Así pues, en lugar de eso, le escribió una breve carta en la que preguntaba por ella y le contaba parte de lo que habían estado haciendo Saphira y él. Le dio la carta a Vanir, y este prometió que se la enviaría a Arya de inmediato. Eragon estaba seguro de que Vanir mantendría su palabra —puesto que ambos habían hablado en el idioma antiguo—, pero no recibió ninguna respuesta, y con el paso de una luna tras otra, empezó a pensar que, por algún motivo desconocido, Arya había decidido poner fin a su amistad. La idea le dolió terriblemente y decidió concentrarse en el trabajo que le daba Nasuada aún con mayor ahínco, esperando así poder olvidar sus penas.

En lo más crudo del inverno, cuando de la losa que cubría Ilirea colgaban témpanos de hielo como espadas y gruesas capas de nieve tapizaban el paisaje de los alrededores, cuando los caminos estaban prácticamente impracticables y la comida empezaba a escasear en las mesas, tres veces atentaron contra la vida de Nasuada, tal como Murtagh había advertido que podía pasar.

Los atentados fueron inteligentes y elaborados, y el tercero —que consistía en el desprendimiento de una red llena de piedras sobre Nasuada— estuvo a punto de tener éxito. Pero gracias a las defensas de Eragon y Elva, Nasuada sobrevivió, pese a que el último ataque le costó varias fracturas.

Durante el tercer atentado, Eragon y los Halcones de la Noche consiguieron matar a dos de los atacantes de Nasuada, aunque nunca supieron cuántos eran en realidad, pues el resto escapó.

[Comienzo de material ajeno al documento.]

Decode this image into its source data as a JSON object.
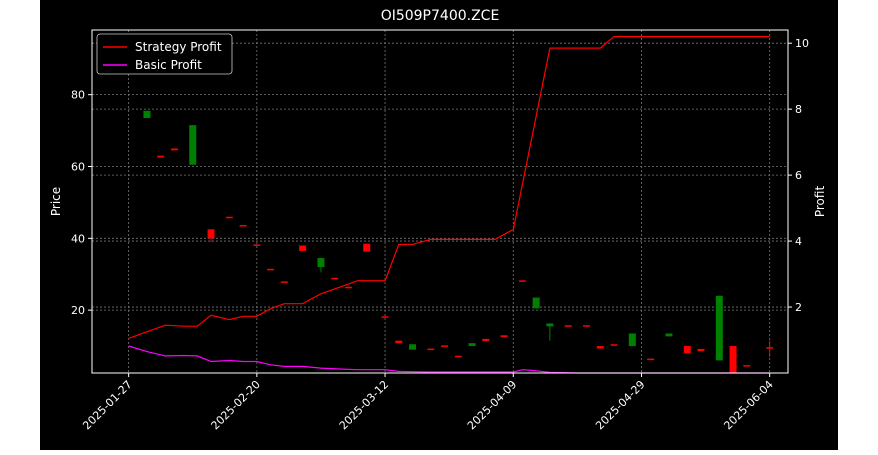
{
  "chart_data": {
    "type": "candlestick",
    "title": "OI509P7400.ZCE",
    "xlabel": "",
    "ylabel": "Price",
    "y2label": "Profit",
    "ylim": [
      2.5,
      98
    ],
    "y2lim": [
      0.0,
      10.4
    ],
    "yticks": [
      20,
      40,
      60,
      80
    ],
    "y2ticks": [
      2,
      4,
      6,
      8,
      10
    ],
    "x_range": [
      0,
      72
    ],
    "xticks": [
      {
        "idx": 4,
        "label": "2025-01-27"
      },
      {
        "idx": 18,
        "label": "2025-02-20"
      },
      {
        "idx": 32,
        "label": "2025-03-12"
      },
      {
        "idx": 46,
        "label": "2025-04-09"
      },
      {
        "idx": 60,
        "label": "2025-04-29"
      },
      {
        "idx": 74,
        "label": "2025-06-04"
      }
    ],
    "grid": true,
    "legend_position": "top-left",
    "colors": {
      "up": "#008000",
      "down": "#ff0000",
      "strategy": "#ff0000",
      "basic": "#ff00ff"
    },
    "candles": [
      {
        "idx": 6,
        "open": 73.5,
        "close": 75.5,
        "high": 75.5,
        "low": 73.5
      },
      {
        "idx": 7.5,
        "open": 63,
        "close": 62.5,
        "high": 63,
        "low": 62.5
      },
      {
        "idx": 9,
        "open": 65,
        "close": 64.5,
        "high": 65,
        "low": 64.5
      },
      {
        "idx": 11,
        "open": 60.5,
        "close": 71.5,
        "high": 71.5,
        "low": 60.5
      },
      {
        "idx": 13,
        "open": 42.5,
        "close": 40,
        "high": 42.5,
        "low": 39
      },
      {
        "idx": 15,
        "open": 46,
        "close": 45.7,
        "high": 46,
        "low": 45.7
      },
      {
        "idx": 16.5,
        "open": 43.7,
        "close": 43.4,
        "high": 43.7,
        "low": 43.4
      },
      {
        "idx": 18,
        "open": 38.3,
        "close": 38,
        "high": 38.3,
        "low": 38
      },
      {
        "idx": 19.5,
        "open": 31.5,
        "close": 31.2,
        "high": 31.5,
        "low": 31.2
      },
      {
        "idx": 21,
        "open": 28,
        "close": 27.7,
        "high": 28,
        "low": 27.7
      },
      {
        "idx": 23,
        "open": 38,
        "close": 36.5,
        "high": 38,
        "low": 36.5
      },
      {
        "idx": 25,
        "open": 32,
        "close": 34.5,
        "high": 34.5,
        "low": 30.5
      },
      {
        "idx": 26.5,
        "open": 29,
        "close": 28.7,
        "high": 29,
        "low": 28.7
      },
      {
        "idx": 28,
        "open": 26.5,
        "close": 26.2,
        "high": 26.5,
        "low": 26.2
      },
      {
        "idx": 30,
        "open": 38.5,
        "close": 36.3,
        "high": 38.5,
        "low": 36.3
      },
      {
        "idx": 32,
        "open": 18.3,
        "close": 18,
        "high": 18.3,
        "low": 18
      },
      {
        "idx": 33.5,
        "open": 11.5,
        "close": 10.8,
        "high": 11.5,
        "low": 10.8
      },
      {
        "idx": 35,
        "open": 9,
        "close": 10.5,
        "high": 10.5,
        "low": 9
      },
      {
        "idx": 37,
        "open": 9.3,
        "close": 9,
        "high": 9.3,
        "low": 9
      },
      {
        "idx": 38.5,
        "open": 10.2,
        "close": 9.9,
        "high": 10.2,
        "low": 9.9
      },
      {
        "idx": 40,
        "open": 7.3,
        "close": 7,
        "high": 7.3,
        "low": 7
      },
      {
        "idx": 41.5,
        "open": 10,
        "close": 10.8,
        "high": 10.8,
        "low": 10
      },
      {
        "idx": 43,
        "open": 12,
        "close": 11.4,
        "high": 12,
        "low": 11.4
      },
      {
        "idx": 45,
        "open": 13,
        "close": 12.5,
        "high": 13,
        "low": 12.5
      },
      {
        "idx": 47,
        "open": 28.3,
        "close": 28,
        "high": 28.3,
        "low": 28
      },
      {
        "idx": 48.5,
        "open": 20.5,
        "close": 23.5,
        "high": 23.5,
        "low": 20.5
      },
      {
        "idx": 50,
        "open": 15.5,
        "close": 16.3,
        "high": 16.3,
        "low": 11.5
      },
      {
        "idx": 52,
        "open": 15.8,
        "close": 15.5,
        "high": 15.8,
        "low": 15.5
      },
      {
        "idx": 54,
        "open": 15.8,
        "close": 15.5,
        "high": 15.8,
        "low": 15.5
      },
      {
        "idx": 55.5,
        "open": 10,
        "close": 9.3,
        "high": 10,
        "low": 9.3
      },
      {
        "idx": 57,
        "open": 10.5,
        "close": 10.2,
        "high": 10.5,
        "low": 10.2
      },
      {
        "idx": 59,
        "open": 10,
        "close": 13.5,
        "high": 13.5,
        "low": 10
      },
      {
        "idx": 61,
        "open": 6.5,
        "close": 6.2,
        "high": 6.5,
        "low": 6.2
      },
      {
        "idx": 63,
        "open": 12.7,
        "close": 13.5,
        "high": 13.5,
        "low": 12.7
      },
      {
        "idx": 65,
        "open": 10,
        "close": 8,
        "high": 10,
        "low": 8
      },
      {
        "idx": 66.5,
        "open": 9.2,
        "close": 8.6,
        "high": 9.2,
        "low": 8.6
      },
      {
        "idx": 68.5,
        "open": 6,
        "close": 24,
        "high": 24,
        "low": 6
      },
      {
        "idx": 70,
        "open": 10,
        "close": 2.5,
        "high": 10,
        "low": 2.5
      },
      {
        "idx": 71.5,
        "open": 4.7,
        "close": 4.4,
        "high": 4.7,
        "low": 4.4
      },
      {
        "idx": 74,
        "open": 9.7,
        "close": 9.4,
        "high": 11.5,
        "low": 7
      }
    ],
    "series": [
      {
        "name": "Strategy Profit",
        "axis": "right",
        "points": [
          [
            4,
            1.05
          ],
          [
            6,
            1.25
          ],
          [
            8,
            1.45
          ],
          [
            10,
            1.42
          ],
          [
            11.5,
            1.42
          ],
          [
            13,
            1.75
          ],
          [
            15,
            1.62
          ],
          [
            16.5,
            1.72
          ],
          [
            18,
            1.72
          ],
          [
            19.5,
            1.95
          ],
          [
            21,
            2.1
          ],
          [
            23,
            2.1
          ],
          [
            25,
            2.4
          ],
          [
            27,
            2.6
          ],
          [
            29,
            2.8
          ],
          [
            31,
            2.8
          ],
          [
            32,
            2.8
          ],
          [
            33.5,
            3.9
          ],
          [
            35,
            3.9
          ],
          [
            37,
            4.05
          ],
          [
            40,
            4.05
          ],
          [
            42,
            4.05
          ],
          [
            44,
            4.05
          ],
          [
            46,
            4.35
          ],
          [
            50,
            9.85
          ],
          [
            53,
            9.85
          ],
          [
            55.5,
            9.85
          ],
          [
            57,
            10.2
          ],
          [
            60,
            10.2
          ],
          [
            65,
            10.2
          ],
          [
            70,
            10.2
          ],
          [
            74,
            10.2
          ]
        ]
      },
      {
        "name": "Basic Profit",
        "axis": "right",
        "points": [
          [
            4,
            0.82
          ],
          [
            6,
            0.65
          ],
          [
            8,
            0.52
          ],
          [
            10,
            0.53
          ],
          [
            11.5,
            0.52
          ],
          [
            13,
            0.35
          ],
          [
            15,
            0.38
          ],
          [
            16.5,
            0.35
          ],
          [
            18,
            0.35
          ],
          [
            19.5,
            0.25
          ],
          [
            21,
            0.2
          ],
          [
            23,
            0.2
          ],
          [
            25,
            0.15
          ],
          [
            27,
            0.12
          ],
          [
            29,
            0.1
          ],
          [
            31,
            0.1
          ],
          [
            32,
            0.1
          ],
          [
            33.5,
            0.05
          ],
          [
            35,
            0.04
          ],
          [
            37,
            0.03
          ],
          [
            40,
            0.03
          ],
          [
            44,
            0.03
          ],
          [
            46,
            0.03
          ],
          [
            47,
            0.1
          ],
          [
            48,
            0.08
          ],
          [
            50,
            0.02
          ],
          [
            53,
            0.0
          ],
          [
            60,
            0.0
          ],
          [
            65,
            0.0
          ],
          [
            70,
            0.0
          ],
          [
            74,
            0.0
          ]
        ]
      }
    ]
  }
}
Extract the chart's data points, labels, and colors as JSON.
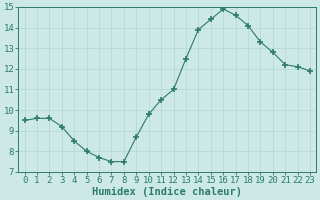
{
  "x": [
    0,
    1,
    2,
    3,
    4,
    5,
    6,
    7,
    8,
    9,
    10,
    11,
    12,
    13,
    14,
    15,
    16,
    17,
    18,
    19,
    20,
    21,
    22,
    23
  ],
  "y": [
    9.5,
    9.6,
    9.6,
    9.2,
    8.5,
    8.0,
    7.7,
    7.5,
    7.5,
    8.7,
    9.8,
    10.5,
    11.0,
    12.5,
    13.9,
    14.4,
    14.9,
    14.6,
    14.1,
    13.3,
    12.8,
    12.2,
    12.1,
    11.9
  ],
  "line_color": "#2d7a6e",
  "marker": "+",
  "marker_size": 4,
  "marker_lw": 1.2,
  "bg_color": "#cde9e5",
  "grid_color": "#b8d9d4",
  "ylim": [
    7,
    15
  ],
  "xlim": [
    -0.5,
    23.5
  ],
  "yticks": [
    7,
    8,
    9,
    10,
    11,
    12,
    13,
    14,
    15
  ],
  "xtick_labels": [
    "0",
    "1",
    "2",
    "3",
    "4",
    "5",
    "6",
    "7",
    "8",
    "9",
    "10",
    "11",
    "12",
    "13",
    "14",
    "15",
    "16",
    "17",
    "18",
    "19",
    "20",
    "21",
    "22",
    "23"
  ],
  "xlabel": "Humidex (Indice chaleur)",
  "xlabel_fontsize": 7.5,
  "tick_fontsize": 6.5,
  "axis_label_color": "#2d7a6e",
  "tick_color": "#2d7a6e",
  "spine_color": "#2d7a6e"
}
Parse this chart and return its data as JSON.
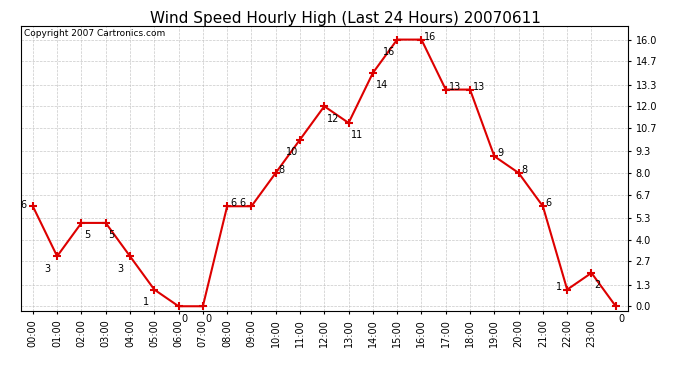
{
  "title": "Wind Speed Hourly High (Last 24 Hours) 20070611",
  "copyright_text": "Copyright 2007 Cartronics.com",
  "hours": [
    "00:00",
    "01:00",
    "02:00",
    "03:00",
    "04:00",
    "05:00",
    "06:00",
    "07:00",
    "08:00",
    "09:00",
    "10:00",
    "11:00",
    "12:00",
    "13:00",
    "14:00",
    "15:00",
    "16:00",
    "17:00",
    "18:00",
    "19:00",
    "20:00",
    "21:00",
    "22:00",
    "23:00"
  ],
  "values": [
    6,
    3,
    5,
    5,
    3,
    1,
    0,
    0,
    6,
    6,
    8,
    10,
    12,
    11,
    14,
    16,
    16,
    13,
    13,
    9,
    8,
    6,
    1,
    2,
    0
  ],
  "yticks": [
    0.0,
    1.3,
    2.7,
    4.0,
    5.3,
    6.7,
    8.0,
    9.3,
    10.7,
    12.0,
    13.3,
    14.7,
    16.0
  ],
  "line_color": "#dd0000",
  "bg_color": "#ffffff",
  "grid_color": "#bbbbbb",
  "title_fontsize": 11,
  "axis_fontsize": 7,
  "label_fontsize": 7,
  "copyright_fontsize": 6.5
}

A partir de entonces, Eragon y Jörmundur tomaron medidas extraordinarias para reforzar la seguridad de Nasuada. Aumentaron el número de sus guardias otra vez y, allá donde fuera, iba siempre acompañada de al menos tres hechiceros. La propia Nasuada se volvió más desconfiada, y Eragon vio en ella cierta dureza que antes no mostraba.

No se produjeron más ataques contra Nasuada, pero un mes después de que acabara el invierno y los caminos volvieran a abrirse, un conde llamado Hamlin reunió una tropa compuesta de varios centenares de los antiguos soldados del Imperio y empezó a lanzar ataques contra Gil’ead y contra los viajeros que recorrían los caminos de la región.